Materials Science Research Lecture
Abstract: Disorder in the atomic configuration of a material refers to a lack of regular patterns or predictability in the atomic positions. If the degree of randomness is sufficiently large, one consequence of disorder is localization, which refers to the absence of waves in a disordered medium. The breakdown of the wave picture and the resulting localization of the modes can have strong effects on the electronic, thermal, magnetic, and other properties of materials. In this presentation, I will show some examples from our recent work illustrating the effects of different types of disorder on vibrational transport in energy materials. I will show how established and emerging computational tools can be used to understand the physics that emerges as disorder is introduced. Examples include: the effects of disorder in low-dimensional carbon based materials, hybrid-ordered disordered metamaterials formed by ion beam patterning of silicon, hybrid perovskites which exhibit a dynamic correlated disorder, and diamond-like semiconductors of interest for thermoelectric applications.

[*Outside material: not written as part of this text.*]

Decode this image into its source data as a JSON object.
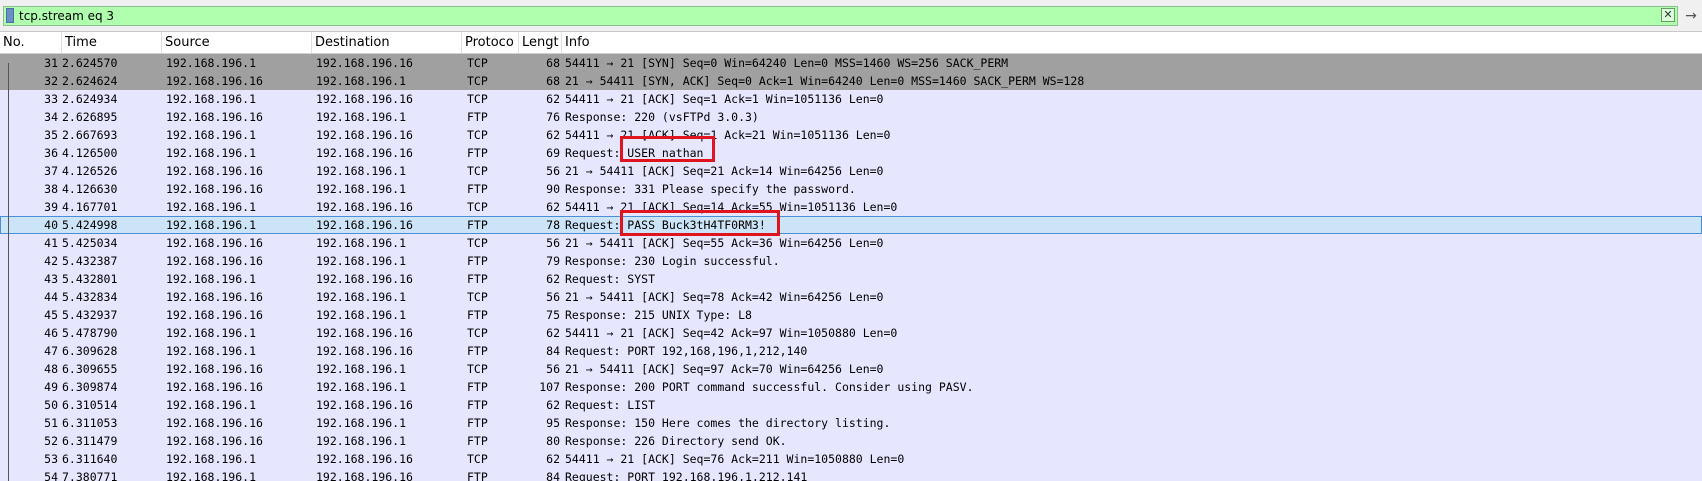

Biography: Elif Ertekin received her PhD in Materials Science and Engineering at UC Berkeley, and then did post-doctoral work at both the Berkeley Nanoscience and Nanotechnology Institute and the Massachusetts Institute of Technology. Her research is centered on the use of computational methods spanning from atomistic first principles to continuum mechanics to describe, predict, and better understand material properties. She has received the TMS Early Career Faculty Fellow Award, the NSF CAREER award, the Dean's Award for Excellence in Research from the College of Engineering at the University of Illinois, and is currently a fellow of the National Center for Supercomputing Applications.
Refreshments served at 3:30pm in the Spalding Laboratory Lobby.